My cousin had his first child recently. I’d like to remind conservatives in search of the political argument for championing immigration reform as well as those in opposition to immigration reform who tout family values, economic opportunity, and deride the unwieldy “welfare state” that opposing immigration reform is counter to these principles. If my cousin isn’t able to seek work, there’s a strong chance that his daughter will end up on some form of public assistance with taxpayers picking up the tab. Her disadvantaged upbringing will make it more likely that she will end up being part of the country’s myriad of social problems. Moreover, what legal and morally acceptable options will he have so as to adequately provide for his daughter? My first order of business upon returning from a year studying in Denmark will be going to see him, lighting up a cigar and discussing some business and professional opportunities with him as I have some entrepreneurial avenues for him and I to venture down. But without him obtaining legal status we are hamstrung.

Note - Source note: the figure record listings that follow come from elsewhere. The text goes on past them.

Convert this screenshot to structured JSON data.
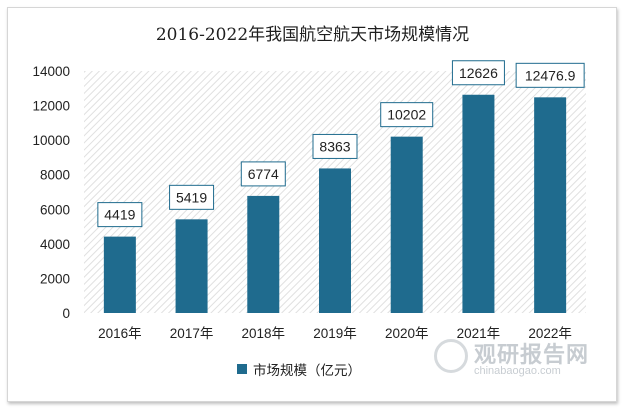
{
  "chart_data": {
    "type": "bar",
    "title": "2016-2022年我国航空航天市场规模情况",
    "categories": [
      "2016年",
      "2017年",
      "2018年",
      "2019年",
      "2020年",
      "2021年",
      "2022年"
    ],
    "series": [
      {
        "name": "市场规模（亿元）",
        "values": [
          4419,
          5419,
          6774,
          8363,
          10202,
          12626,
          12476.9
        ],
        "labels": [
          "4419",
          "5419",
          "6774",
          "8363",
          "10202",
          "12626",
          "12476.9"
        ]
      }
    ],
    "yticks": [
      "0",
      "2000",
      "4000",
      "6000",
      "8000",
      "10000",
      "12000",
      "14000"
    ],
    "ylim": [
      0,
      14000
    ],
    "grid": false,
    "legend": "bottom",
    "colors": {
      "bar": "#1f6b8e",
      "plot_hatch": "#dcdcdc",
      "label_border": "#1f6b8e"
    }
  },
  "watermark": {
    "brand": "观研报告网",
    "url": "chinabaogao.com"
  }
}
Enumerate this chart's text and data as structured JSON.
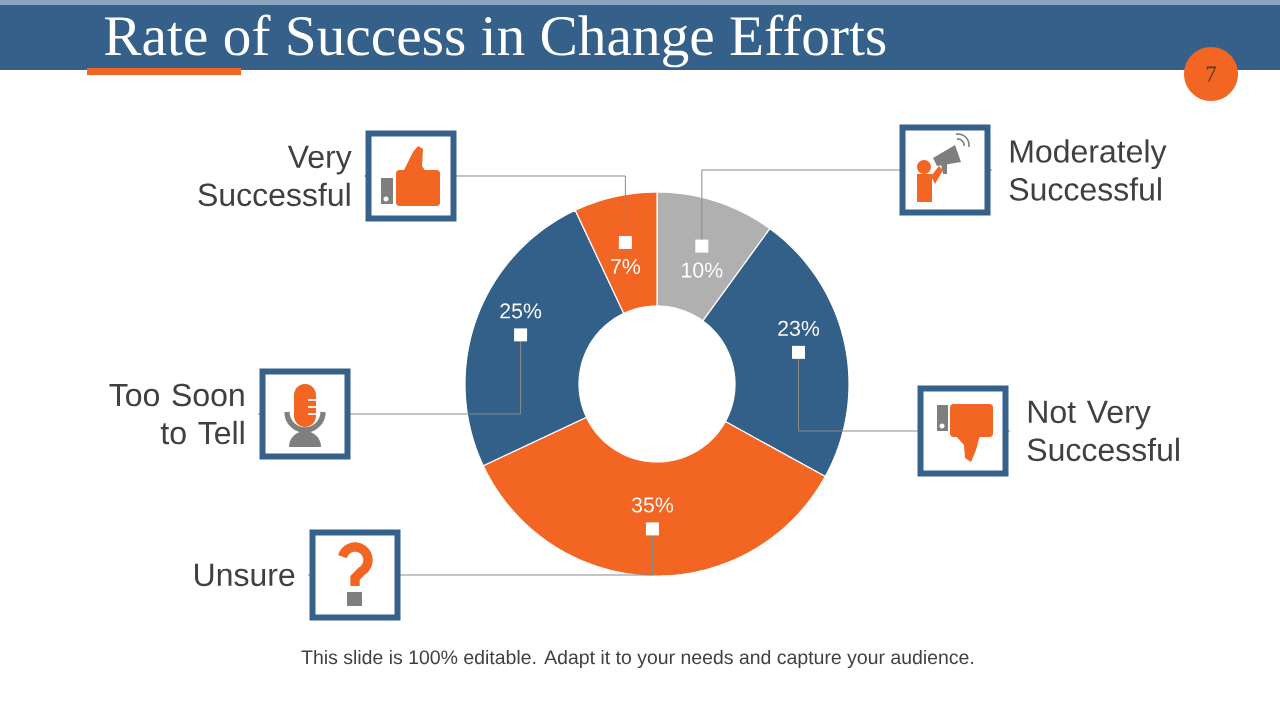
{
  "chart_data": {
    "type": "donut",
    "title": "Rate of Success in Change Efforts",
    "categories": [
      "Moderately Successful",
      "Not Very Successful",
      "Unsure",
      "Too Soon to Tell",
      "Very Successful"
    ],
    "values": [
      10,
      23,
      35,
      25,
      7
    ],
    "colors": [
      "#b0b0b0",
      "#336089",
      "#f26522",
      "#336089",
      "#f26522"
    ],
    "value_labels": [
      "10%",
      "23%",
      "35%",
      "25%",
      "7%"
    ],
    "annotations": [
      "This slide is 100% editable. Adapt it to your needs and capture your audience.",
      "7"
    ]
  }
}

I’m not looking forward to the conversation I’ll undoubtedly have with my friend when she asks for an update on my cousin. Fortunately for him things seem to finally be working in his favor. No doubt she’ll be happy. But I won’t blame her for ruing the fate of her own friend. What about the youngsters whose American dreams were deferred and incinerated, who are now living visceral nightmares in places they don’t understand or feel connected to.

The Senate Judiciary Committee recently gave its imprimatur to the Border Security, Economic Opportunity, and Immigration Modernization Act and passed it on for deliberation in the full chamber. I’m optimistically confident that a bicameral immigration bill will ultimately become law. But, let’s hope that in further deliberations and subsequent consideration of the bill both chambers of Congress are not derelict of their duty to these forgotten young Americans who have been forcibly displaced and will find a way to rectify the neglect of an inherently stateless population that were powerless in being brought to America as children and such a shameful act carried out on those that were also powerless in being expelled.

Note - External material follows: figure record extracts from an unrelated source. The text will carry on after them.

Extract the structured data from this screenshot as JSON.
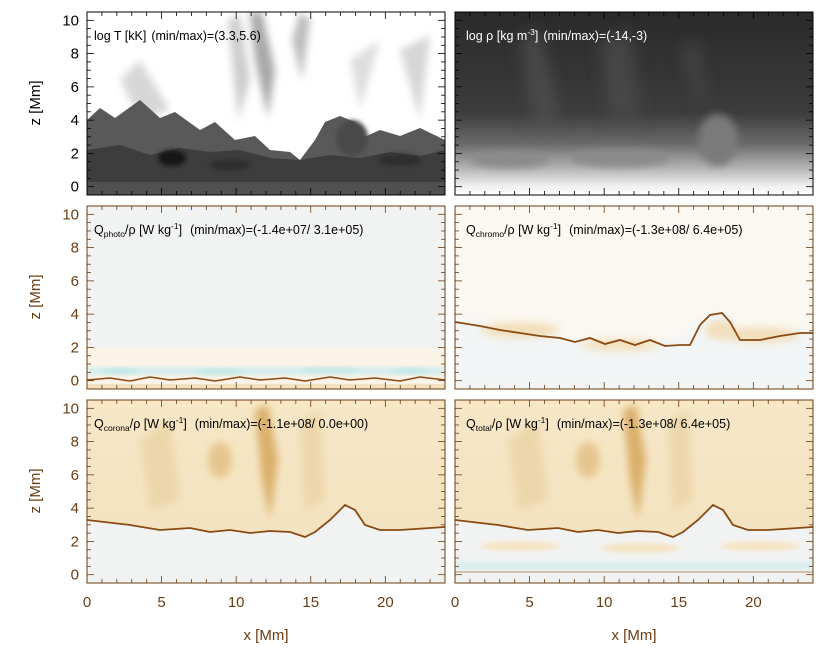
{
  "colors": {
    "top_row_axis": "#000000",
    "lower_axis": "#6b3c12",
    "heating_light": "#f6e6c6",
    "heating_dark": "#8a4a12",
    "cooling_tint": "#d6eeee",
    "neutral_bg": "#f1f3f2"
  },
  "chart_data": [
    {
      "type": "heatmap",
      "panel": "temperature",
      "title": {
        "main": "log T [kK]",
        "range_label": "(min/max)",
        "range_value": "=(3.3,5.6)"
      },
      "colormap": "grayscale",
      "xlim": [
        0,
        24
      ],
      "ylim": [
        -0.5,
        10.5
      ],
      "yticks": [
        0,
        2,
        4,
        6,
        8,
        10
      ],
      "ylabel": "z [Mm]",
      "xlabel": ""
    },
    {
      "type": "heatmap",
      "panel": "density",
      "title": {
        "main": "log ρ [kg m",
        "exp": "-3",
        "rest": "]",
        "range_label": "(min/max)",
        "range_value": "=(-14,-3)"
      },
      "colormap": "grayscale",
      "xlim": [
        0,
        24
      ],
      "ylim": [
        -0.5,
        10.5
      ],
      "xlabel": "",
      "ylabel": ""
    },
    {
      "type": "heatmap",
      "panel": "q_photo",
      "title": {
        "q": "Q",
        "sub": "photo",
        "mid": "/ρ [W kg",
        "exp": "-1",
        "rest": "]",
        "range_label": "(min/max)",
        "range_value": "=(-1.4e+07/ 3.1e+05)"
      },
      "colormap": "brown-white-cyan",
      "xlim": [
        0,
        24
      ],
      "ylim": [
        -0.5,
        10.5
      ],
      "yticks": [
        0,
        2,
        4,
        6,
        8,
        10
      ],
      "ylabel": "z [Mm]",
      "xlabel": ""
    },
    {
      "type": "heatmap",
      "panel": "q_chromo",
      "title": {
        "q": "Q",
        "sub": "chromo",
        "mid": "/ρ [W kg",
        "exp": "-1",
        "rest": "]",
        "range_label": "(min/max)",
        "range_value": "=(-1.3e+08/ 6.4e+05)"
      },
      "colormap": "brown-white-cyan",
      "xlim": [
        0,
        24
      ],
      "ylim": [
        -0.5,
        10.5
      ],
      "xlabel": "",
      "ylabel": ""
    },
    {
      "type": "heatmap",
      "panel": "q_corona",
      "title": {
        "q": "Q",
        "sub": "corona",
        "mid": "/ρ [W kg",
        "exp": "-1",
        "rest": "]",
        "range_label": "(min/max)",
        "range_value": "=(-1.1e+08/ 0.0e+00)"
      },
      "colormap": "brown-white-cyan",
      "xlim": [
        0,
        24
      ],
      "ylim": [
        -0.5,
        10.5
      ],
      "xticks": [
        0,
        5,
        10,
        15,
        20
      ],
      "yticks": [
        0,
        2,
        4,
        6,
        8,
        10
      ],
      "xlabel": "x [Mm]",
      "ylabel": "z [Mm]"
    },
    {
      "type": "heatmap",
      "panel": "q_total",
      "title": {
        "q": "Q",
        "sub": "total",
        "mid": "/ρ [W kg",
        "exp": "-1",
        "rest": "]",
        "range_label": "(min/max)",
        "range_value": "=(-1.3e+08/ 6.4e+05)"
      },
      "colormap": "brown-white-cyan",
      "xlim": [
        0,
        24
      ],
      "ylim": [
        -0.5,
        10.5
      ],
      "xticks": [
        0,
        5,
        10,
        15,
        20
      ],
      "xlabel": "x [Mm]",
      "ylabel": ""
    }
  ]
}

4 thoughts on “Undocumented Immigration Close to Home: A Broken System in Need of Fixing

  1. Terrol,

    We are a country of 315 million people.

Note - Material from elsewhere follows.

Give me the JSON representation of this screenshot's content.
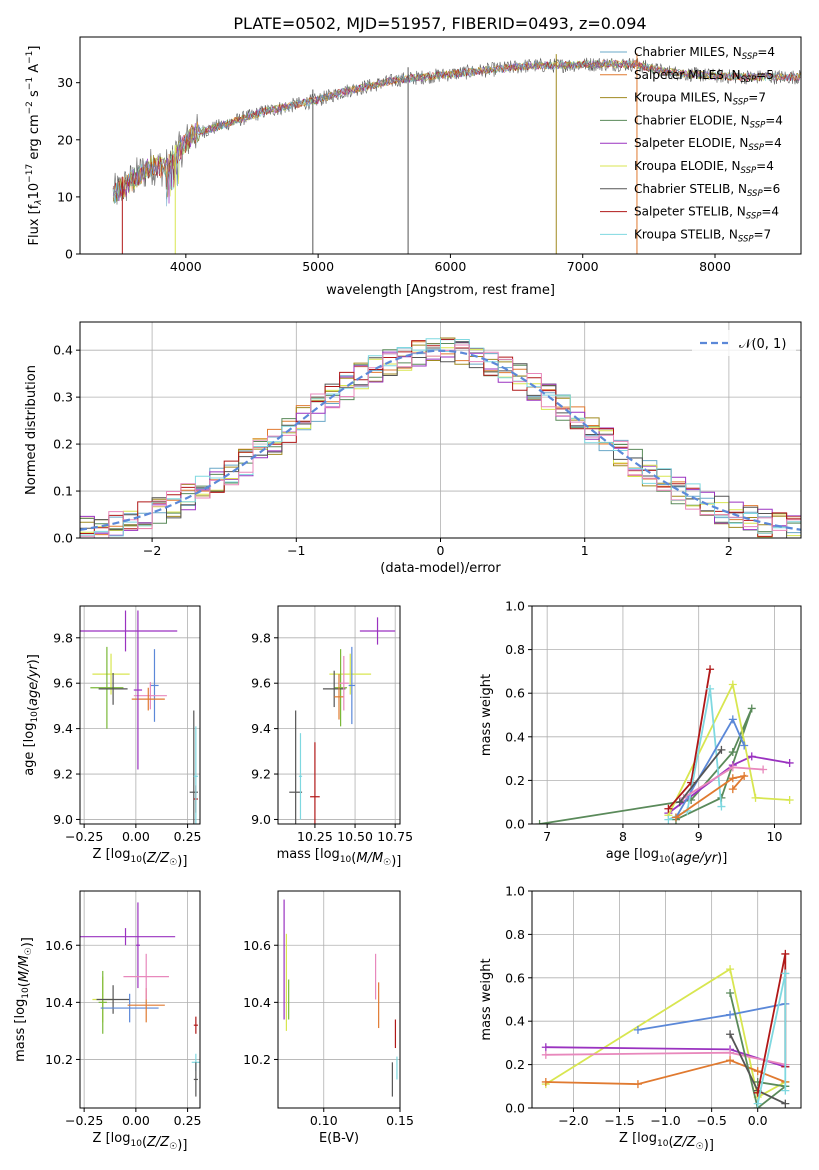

    Do you think that we should be making decisions about future immigration based on what is best for our own people, or what is best for people who would like to come here in the future?

    I can see the argument for allowing people to stay here that have been here for years.

    But what about future people who come here illegally or overstay their visas?

    What do you think about them?

    You are a smart guy. I would invite you to think more about this issue, not just in terms of how it affects people that you know who are immigrants.

    How can we be a country that puts the needs and desires of people overseas first, ahead of our own?

  2. Mr. Graham:

    The experience of your cousin in Florida is one of many that occur daily in this nation; from New York to California to Georgia to Chicago, there are stories of betrayal, pain, and human injustice. I applaud you for voicing this story while speaking with and through your pain.

    Unfortunately, the law and justice are separate issues – Or at least it should appear that way to some?????

    BOG

  3. It seems while people of Afro-heritage are getting dismissed at alarming rates Mexicans are being afforded work visas,drivers license, and jobs.Where I live(Baltimore) unemployment among blacks is at 12%, but on any day u see crews of Mexicans working all over the city. We need to ask our elected officials to step up…the next civil war will be blacks vs. mexicans which of course will only serve to diminish two cultures which are already on verge of extinction. So in the end who’s winning?America is and will always be a racist nation hiding behind a bunch of rhetoric and suspicious politicians!!!!

  4. The illegal aliens who enter the country needs to be deported immediately. The immigration laws of the United States is not broken but the enforcement and deportation process needs to be fix to have these illegal aliens removed immediately. The illegal alien can absolve themselves by leaving the country and applying for entry to the United States through the lawful process.